Economics 2281 · O Level · Current account of balance of payments

Current account of balance of payments — practice question

Sweden is a very advanced European nation with one of the world’s highest living standards. In 2012, its people had an average income of US$49000. The country’s labour force of five million is highly skilled. Around 70% of schoolchildren continue on to university. Over time, investment has been high in Sweden, so each worker has a large amount of capital goods to use. In 2012, however, the rate of economic growth slowed. The Swedish Government hoped that increasing the retirement age to 67 would lift the country’s economic growth rate. Sweden sells half of its output abroad. Its exports include a variety of products such as cars and capital goods. Its imports include petrol, cars and iron. Table 1 shows the current account balance of its balance of payments across the period 2008-2013. A country’s trade position is affected by its inflation rate. In fact, a lower inflation rate can make a country’s products more internationally competitive. The Swedish Government wants the annual inflation rate to be 2% or less.

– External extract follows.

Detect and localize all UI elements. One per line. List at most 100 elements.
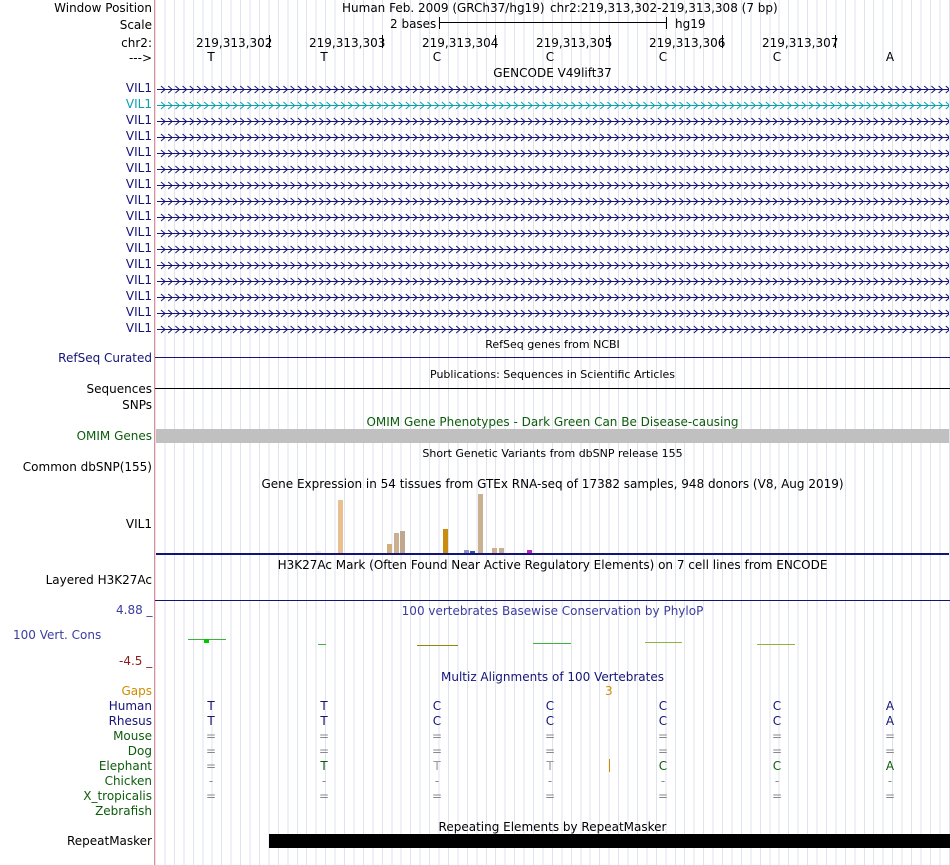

If there is a danger that inflation will go above the 2% target, the Swedish Central Bank will increase the interest rate. This change is likely to affect consumer spending, investment and the exchange rate. In recent years, Sweden’s inflation rate has stayed low, averaging 1.9% between 2008 and 2013. Low inflation gives Swedish firms certainty. The best known Swedish firm is probably IKEA, which makes furniture and household accessories. In 2012, it cut its prices which, as on earlier occasions, led to an increase in revenue. In 2013, its owners said that their chief aim was to enlarge the firm by opening new stores all over the world, including in its growing markets in China and Russia.
(a)[2]

Using information from the extract, identify two reasons why Sweden is regarded as a highly developed country.

(b)[4]

Explain how a rise in the retirement age may increase a country’s economic growth rate.

(c(i))[2]

Using information in Table 1, describe what happened to Sweden’s current account position over the period shown.

(c(ii))[2]

Using information in Table 1, describe what happened to Sweden’s GDP between 2009 and 2010.

(d)[2]

Explain why a country may both export and import cars.

(e)[5]

Using information from the extract, analyse how a rise in the rate of interest can reduce inflation.

(f)[5]

Discuss whether a fall in a country’s inflation rate will increase the international competitiveness of its products.

(g)[2]

Using information from the extract, explain whether demand for IKEA’s products is price elastic or price inelastic.

(h)[6]

Discuss whether growth is the main goal of most firms.